Youth Collaboratory Condemns Proposed Changes to Equal Access Rule

By
Youth Collaboratory
equal access rule

Youth Collaboratory condemns recently released changes to the Equal Access Rule. The proposed changes would make it more difficult for youth and young adults who are transgender to access safe and stable housing through facilities funded by the Department of Housing and Urban Development (HUD), and would allow federally-funded housing providers to turn away transgender people on the basis of religious objections.

The current rule, “Equal Access Rule in Accordance With an Individual’s Gender Identity in Community Planning and Development Programs,” has protected transgender people from discrimination in homeless shelters by ensuring that they are able to access HUD-funded shelter consistent with their gender identity. Specifically, the Equal Access rule requires that all owners, operators, and managers of shelters that provide federally-funded services “grant equal access to facilities, benefits, accommodations, and services to individuals in accordance with the individual's gender identity, and in a manner that affords equal access to the individual's family.”

The proposed changes would allow federally-funded shelters to use a wide range of factors, including religious beliefs, to determine whether or not to appropriately house a transgender person. The changes would endanger transgender people who are turned away from safe and secure housing, and compromise the safety of those forced to use shelters that contradict their gender, particularly transgender girls and women. Nearly one-third of transgender and gender non-binary people experience homelessness at some point in their life – it is critical that the federal government ensure that publicly funded shelters are appropriately serving all people in a safe and appropriate manner.

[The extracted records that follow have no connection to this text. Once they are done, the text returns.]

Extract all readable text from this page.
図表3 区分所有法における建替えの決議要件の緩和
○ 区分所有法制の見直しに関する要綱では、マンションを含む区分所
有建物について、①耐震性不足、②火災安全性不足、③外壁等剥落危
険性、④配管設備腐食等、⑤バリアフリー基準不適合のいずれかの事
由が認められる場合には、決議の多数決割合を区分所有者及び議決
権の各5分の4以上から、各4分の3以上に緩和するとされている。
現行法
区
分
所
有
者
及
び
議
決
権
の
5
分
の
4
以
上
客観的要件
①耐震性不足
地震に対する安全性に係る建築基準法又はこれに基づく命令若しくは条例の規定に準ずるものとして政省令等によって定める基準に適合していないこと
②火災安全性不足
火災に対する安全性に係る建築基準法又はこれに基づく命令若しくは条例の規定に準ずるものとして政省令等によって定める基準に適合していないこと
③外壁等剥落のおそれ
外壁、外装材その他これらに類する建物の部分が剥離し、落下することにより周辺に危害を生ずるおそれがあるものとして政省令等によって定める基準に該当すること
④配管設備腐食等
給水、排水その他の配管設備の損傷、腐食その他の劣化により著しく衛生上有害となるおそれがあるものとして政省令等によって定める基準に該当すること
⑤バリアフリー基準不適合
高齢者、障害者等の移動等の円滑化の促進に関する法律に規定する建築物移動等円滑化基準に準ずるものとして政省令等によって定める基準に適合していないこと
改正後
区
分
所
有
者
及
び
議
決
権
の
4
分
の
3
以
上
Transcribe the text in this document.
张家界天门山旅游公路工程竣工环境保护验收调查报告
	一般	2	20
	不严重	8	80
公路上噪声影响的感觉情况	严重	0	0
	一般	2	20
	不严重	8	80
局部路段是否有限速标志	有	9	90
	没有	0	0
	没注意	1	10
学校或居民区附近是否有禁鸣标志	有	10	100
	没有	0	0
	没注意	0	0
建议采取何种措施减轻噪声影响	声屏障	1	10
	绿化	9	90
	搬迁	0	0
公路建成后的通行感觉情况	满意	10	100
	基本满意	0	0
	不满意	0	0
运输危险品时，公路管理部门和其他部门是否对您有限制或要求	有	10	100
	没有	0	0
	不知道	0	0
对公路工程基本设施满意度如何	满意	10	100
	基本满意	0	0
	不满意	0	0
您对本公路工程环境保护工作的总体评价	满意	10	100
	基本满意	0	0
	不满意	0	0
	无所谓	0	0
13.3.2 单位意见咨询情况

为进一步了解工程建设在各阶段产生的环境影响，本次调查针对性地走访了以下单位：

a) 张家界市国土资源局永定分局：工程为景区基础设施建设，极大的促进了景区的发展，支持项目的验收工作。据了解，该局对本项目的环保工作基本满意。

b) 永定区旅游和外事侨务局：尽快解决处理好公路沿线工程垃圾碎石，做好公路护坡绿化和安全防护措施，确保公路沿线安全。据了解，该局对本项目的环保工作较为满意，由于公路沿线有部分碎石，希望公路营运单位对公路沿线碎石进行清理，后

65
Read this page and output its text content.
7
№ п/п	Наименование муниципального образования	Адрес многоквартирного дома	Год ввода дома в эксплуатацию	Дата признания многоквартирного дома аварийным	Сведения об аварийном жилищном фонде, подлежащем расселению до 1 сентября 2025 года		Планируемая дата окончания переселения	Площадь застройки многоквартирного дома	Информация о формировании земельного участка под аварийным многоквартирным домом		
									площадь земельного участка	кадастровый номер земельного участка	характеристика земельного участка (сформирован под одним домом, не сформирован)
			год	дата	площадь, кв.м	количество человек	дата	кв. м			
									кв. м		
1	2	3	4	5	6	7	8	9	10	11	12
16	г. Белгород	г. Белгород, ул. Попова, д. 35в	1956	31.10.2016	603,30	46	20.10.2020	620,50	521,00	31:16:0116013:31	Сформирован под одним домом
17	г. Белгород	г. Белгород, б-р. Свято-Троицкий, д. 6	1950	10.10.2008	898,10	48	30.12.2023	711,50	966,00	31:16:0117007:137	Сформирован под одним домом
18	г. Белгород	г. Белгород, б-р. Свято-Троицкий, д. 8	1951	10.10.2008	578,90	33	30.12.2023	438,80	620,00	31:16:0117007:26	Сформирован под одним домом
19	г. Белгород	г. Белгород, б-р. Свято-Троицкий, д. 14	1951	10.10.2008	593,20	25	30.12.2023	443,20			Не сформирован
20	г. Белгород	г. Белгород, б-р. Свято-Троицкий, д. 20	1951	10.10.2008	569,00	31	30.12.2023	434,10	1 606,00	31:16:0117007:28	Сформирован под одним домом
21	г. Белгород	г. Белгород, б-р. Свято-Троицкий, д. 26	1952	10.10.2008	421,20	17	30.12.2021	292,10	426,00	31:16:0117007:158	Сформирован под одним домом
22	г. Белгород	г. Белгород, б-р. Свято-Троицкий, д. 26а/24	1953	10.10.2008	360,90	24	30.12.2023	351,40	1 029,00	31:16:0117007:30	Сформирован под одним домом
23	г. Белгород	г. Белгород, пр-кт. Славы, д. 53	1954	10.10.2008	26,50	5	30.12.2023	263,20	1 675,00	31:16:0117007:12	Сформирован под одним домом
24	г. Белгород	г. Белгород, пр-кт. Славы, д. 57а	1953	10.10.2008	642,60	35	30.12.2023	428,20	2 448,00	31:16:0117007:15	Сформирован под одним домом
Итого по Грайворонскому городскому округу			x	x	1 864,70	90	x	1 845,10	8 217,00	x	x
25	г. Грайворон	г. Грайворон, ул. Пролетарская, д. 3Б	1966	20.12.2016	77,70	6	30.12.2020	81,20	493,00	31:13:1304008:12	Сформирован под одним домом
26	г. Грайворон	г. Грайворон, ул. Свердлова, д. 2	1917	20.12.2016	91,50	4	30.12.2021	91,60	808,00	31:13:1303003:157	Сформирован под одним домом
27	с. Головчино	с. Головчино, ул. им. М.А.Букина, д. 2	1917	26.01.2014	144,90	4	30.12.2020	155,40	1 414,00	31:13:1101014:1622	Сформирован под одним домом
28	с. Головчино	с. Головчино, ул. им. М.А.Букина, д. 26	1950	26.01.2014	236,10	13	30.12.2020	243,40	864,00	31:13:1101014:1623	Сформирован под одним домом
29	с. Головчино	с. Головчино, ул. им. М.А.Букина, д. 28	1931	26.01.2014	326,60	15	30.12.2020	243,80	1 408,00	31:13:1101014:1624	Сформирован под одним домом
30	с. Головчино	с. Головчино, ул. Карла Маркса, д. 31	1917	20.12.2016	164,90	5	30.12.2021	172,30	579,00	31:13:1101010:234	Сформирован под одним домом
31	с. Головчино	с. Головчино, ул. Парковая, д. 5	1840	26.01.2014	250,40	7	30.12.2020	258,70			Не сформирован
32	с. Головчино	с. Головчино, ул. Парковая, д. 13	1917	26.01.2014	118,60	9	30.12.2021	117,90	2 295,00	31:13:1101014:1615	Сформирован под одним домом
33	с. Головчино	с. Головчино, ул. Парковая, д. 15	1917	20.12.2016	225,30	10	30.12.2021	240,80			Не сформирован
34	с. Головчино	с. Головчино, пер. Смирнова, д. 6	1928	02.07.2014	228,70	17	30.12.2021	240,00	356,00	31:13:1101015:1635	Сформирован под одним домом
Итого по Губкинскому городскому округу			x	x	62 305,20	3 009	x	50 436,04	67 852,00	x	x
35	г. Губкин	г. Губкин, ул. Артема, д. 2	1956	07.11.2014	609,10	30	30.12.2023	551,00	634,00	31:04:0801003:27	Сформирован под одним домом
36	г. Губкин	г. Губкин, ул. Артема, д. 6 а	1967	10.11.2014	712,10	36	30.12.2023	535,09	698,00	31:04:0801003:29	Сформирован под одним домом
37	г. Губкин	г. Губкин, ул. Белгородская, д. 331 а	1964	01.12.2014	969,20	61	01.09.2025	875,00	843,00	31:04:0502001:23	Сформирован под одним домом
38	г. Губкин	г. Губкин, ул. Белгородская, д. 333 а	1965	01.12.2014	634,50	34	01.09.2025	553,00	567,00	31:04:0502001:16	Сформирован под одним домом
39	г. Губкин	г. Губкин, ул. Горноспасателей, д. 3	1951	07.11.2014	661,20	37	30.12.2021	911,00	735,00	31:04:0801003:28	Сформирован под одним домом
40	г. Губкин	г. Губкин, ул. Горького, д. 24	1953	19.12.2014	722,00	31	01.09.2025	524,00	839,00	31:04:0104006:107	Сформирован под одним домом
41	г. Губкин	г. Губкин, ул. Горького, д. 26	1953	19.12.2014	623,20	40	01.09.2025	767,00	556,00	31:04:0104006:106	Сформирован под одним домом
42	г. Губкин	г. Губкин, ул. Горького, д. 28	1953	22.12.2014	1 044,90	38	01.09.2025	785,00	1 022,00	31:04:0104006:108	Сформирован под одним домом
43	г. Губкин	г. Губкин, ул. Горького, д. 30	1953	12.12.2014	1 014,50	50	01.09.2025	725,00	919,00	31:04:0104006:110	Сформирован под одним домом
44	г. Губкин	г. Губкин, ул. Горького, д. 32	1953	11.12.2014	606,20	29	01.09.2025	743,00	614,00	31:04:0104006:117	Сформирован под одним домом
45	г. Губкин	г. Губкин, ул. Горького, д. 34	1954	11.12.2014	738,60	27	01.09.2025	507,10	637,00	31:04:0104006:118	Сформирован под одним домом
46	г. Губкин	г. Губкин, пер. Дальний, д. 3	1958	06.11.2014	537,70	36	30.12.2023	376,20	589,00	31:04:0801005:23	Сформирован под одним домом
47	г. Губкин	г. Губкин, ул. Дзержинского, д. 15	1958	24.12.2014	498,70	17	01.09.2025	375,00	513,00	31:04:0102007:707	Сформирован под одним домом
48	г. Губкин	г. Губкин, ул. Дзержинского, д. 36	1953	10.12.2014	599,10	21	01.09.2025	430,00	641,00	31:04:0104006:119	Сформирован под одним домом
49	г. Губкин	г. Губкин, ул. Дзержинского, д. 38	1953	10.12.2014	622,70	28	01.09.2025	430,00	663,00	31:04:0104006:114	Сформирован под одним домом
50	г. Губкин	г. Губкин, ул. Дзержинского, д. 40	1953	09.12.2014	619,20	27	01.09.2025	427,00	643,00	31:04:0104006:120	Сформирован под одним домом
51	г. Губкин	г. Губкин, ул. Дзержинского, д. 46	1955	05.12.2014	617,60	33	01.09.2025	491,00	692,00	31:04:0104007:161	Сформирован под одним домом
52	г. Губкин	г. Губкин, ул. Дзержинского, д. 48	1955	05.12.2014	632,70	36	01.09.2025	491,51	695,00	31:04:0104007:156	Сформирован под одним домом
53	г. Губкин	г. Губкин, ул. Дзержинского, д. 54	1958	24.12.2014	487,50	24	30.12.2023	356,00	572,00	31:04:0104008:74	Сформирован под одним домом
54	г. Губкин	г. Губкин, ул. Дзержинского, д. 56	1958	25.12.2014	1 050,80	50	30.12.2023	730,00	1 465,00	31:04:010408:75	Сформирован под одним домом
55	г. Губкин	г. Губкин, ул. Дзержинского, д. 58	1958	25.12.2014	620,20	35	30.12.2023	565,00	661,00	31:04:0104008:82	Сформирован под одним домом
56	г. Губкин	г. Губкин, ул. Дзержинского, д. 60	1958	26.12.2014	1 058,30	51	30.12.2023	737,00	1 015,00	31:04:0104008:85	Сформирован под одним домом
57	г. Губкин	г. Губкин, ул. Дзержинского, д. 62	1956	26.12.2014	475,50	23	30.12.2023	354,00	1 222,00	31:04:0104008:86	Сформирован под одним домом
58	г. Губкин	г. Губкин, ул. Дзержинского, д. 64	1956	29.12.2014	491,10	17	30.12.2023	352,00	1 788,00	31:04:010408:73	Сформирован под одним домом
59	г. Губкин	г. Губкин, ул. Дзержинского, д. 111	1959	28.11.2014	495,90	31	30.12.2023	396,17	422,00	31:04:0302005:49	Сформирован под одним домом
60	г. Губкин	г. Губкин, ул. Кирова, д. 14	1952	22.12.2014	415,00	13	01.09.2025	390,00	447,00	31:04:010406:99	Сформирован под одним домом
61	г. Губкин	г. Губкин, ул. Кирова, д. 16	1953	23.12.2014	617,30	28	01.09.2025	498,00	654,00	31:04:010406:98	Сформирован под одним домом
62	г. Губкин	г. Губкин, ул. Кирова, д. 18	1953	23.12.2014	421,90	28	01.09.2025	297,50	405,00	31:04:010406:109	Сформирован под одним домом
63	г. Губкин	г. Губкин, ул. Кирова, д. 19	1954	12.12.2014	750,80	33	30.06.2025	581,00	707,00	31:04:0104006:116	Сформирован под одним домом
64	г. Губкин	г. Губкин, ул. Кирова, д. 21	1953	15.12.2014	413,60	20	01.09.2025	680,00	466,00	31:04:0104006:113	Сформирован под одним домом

Earlier this week, the House Transportation-Housing and Urban Development (THUD) Appropriations Subcommittee passed its FY2020 bill, which contained language that would, if enacted into law, prohibit HUD from using any funds to enact changes to the previously established Equal Access rules. (Text of the provision can be found here under “Sec. 236”.) Youth Collaboratory applauds Chairman Price for including this vital provision and calls on Senator Susan Collins of Maine and Senator Jack Reed of Rhode Island, Chair and Ranking Member of the corresponding Senate Subcommittee, to include a similar provision in their FY2020 THUD legislation.